Aydin is a reluctant boss, having inherited his property and power from his father, yet he has clearly stirred resentment among the people in whose lives he has a stake – something we witness early when a boy chucks a stone at his car. Aydin may be reluctant, but he also exercises power with ease, going through a hand-kissing ritual with the offending boy and, in perhaps the film’s most powerful and successful scene, demonstrating an ugly dominance of his wife.
This story, with its weary evening conversations, creaky and outdated hierarchies, familial discord, inherited pain and a longing for the city and high culture, owes an enormous debt to Chekhov (he’s thanked at the end). However, at its heart is something to which Ceylan keeps returning in films: a portrait of a restless, difficult man who feels out of time and place, and whose behaviour does him no favours (a character familiar from almost all his work, not least ‘Uzak’, 2002, and ‘Climates’, 2006).

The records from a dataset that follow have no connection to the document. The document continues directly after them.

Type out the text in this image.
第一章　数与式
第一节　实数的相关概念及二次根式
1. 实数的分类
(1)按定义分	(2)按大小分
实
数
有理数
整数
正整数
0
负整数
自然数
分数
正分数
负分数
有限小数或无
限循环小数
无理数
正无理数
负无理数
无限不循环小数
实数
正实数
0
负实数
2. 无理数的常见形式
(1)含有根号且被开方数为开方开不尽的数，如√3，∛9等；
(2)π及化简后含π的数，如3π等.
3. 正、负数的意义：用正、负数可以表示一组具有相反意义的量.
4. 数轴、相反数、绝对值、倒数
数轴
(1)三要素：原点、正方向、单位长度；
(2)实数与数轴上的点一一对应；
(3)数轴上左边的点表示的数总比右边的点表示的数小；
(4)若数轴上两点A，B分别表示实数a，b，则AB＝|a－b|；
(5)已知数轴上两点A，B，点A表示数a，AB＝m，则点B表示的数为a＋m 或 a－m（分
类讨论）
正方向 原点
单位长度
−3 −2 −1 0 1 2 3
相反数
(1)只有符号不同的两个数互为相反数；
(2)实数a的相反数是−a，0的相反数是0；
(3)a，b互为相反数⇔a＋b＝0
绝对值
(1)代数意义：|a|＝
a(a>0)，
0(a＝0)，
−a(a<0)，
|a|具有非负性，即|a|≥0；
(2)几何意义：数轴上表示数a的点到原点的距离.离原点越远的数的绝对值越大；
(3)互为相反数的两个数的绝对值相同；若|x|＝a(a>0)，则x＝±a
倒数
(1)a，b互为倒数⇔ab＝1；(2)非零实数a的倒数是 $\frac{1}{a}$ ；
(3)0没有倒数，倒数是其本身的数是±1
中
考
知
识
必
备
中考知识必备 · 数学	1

At over three hours and constructed largely of a series of conversations between Aydin and the other main players, ‘Winter Sleep’ is certainly the most challenging of Ceylan’s films so far. It can feel surprisingly earthbound, theatrical and even rambling, even if it offers plenty of ideas to do with the axes of power among couples, families and communities. That said, when the film gets outdoors, it soars, and Ceylan continues to dig with acute intelligence into the dark corners of everyday human behaviour.

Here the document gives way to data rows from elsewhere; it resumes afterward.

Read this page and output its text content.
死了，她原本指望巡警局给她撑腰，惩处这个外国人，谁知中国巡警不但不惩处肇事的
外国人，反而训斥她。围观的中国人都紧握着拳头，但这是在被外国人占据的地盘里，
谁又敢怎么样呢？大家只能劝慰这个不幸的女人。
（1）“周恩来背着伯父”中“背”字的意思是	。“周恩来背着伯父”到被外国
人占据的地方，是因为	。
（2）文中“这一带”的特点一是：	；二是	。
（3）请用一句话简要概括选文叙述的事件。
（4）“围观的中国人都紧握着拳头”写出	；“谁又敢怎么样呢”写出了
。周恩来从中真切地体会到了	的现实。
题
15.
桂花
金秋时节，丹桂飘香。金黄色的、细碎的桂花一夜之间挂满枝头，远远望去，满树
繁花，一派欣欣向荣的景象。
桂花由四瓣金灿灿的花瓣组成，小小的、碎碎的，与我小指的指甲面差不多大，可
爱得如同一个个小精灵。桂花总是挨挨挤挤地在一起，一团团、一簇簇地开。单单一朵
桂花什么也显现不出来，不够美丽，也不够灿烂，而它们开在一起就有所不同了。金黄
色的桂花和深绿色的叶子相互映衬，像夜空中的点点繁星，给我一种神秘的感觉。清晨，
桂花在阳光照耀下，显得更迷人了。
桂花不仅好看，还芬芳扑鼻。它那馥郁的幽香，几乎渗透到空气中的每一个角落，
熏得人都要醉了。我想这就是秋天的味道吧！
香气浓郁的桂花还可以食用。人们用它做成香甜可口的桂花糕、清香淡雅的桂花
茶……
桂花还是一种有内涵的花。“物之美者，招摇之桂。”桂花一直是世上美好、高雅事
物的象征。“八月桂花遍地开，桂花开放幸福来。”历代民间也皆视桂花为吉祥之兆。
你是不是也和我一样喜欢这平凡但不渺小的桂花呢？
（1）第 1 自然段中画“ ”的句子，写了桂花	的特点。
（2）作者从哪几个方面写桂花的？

'Winter Sleep' is likely to disappoint those with a strong attachment to some of Ceylan's earlier films. Undoubtedly he has retreated even further from the heightened imagery of 2008's 'Three Monkeys' (and his own, remarkable still photographs) to give us a drama that's less visually arresting and more interior, room-bound and anchored in conversation. At least twice, characters mention the role of 'soap opera' in their lives, and it feels as if Ceylan has set himself the challenge of writing a more talky, domestic drama without losing the wry observation and mystery of his earlier films; if so, he only half-succeeds.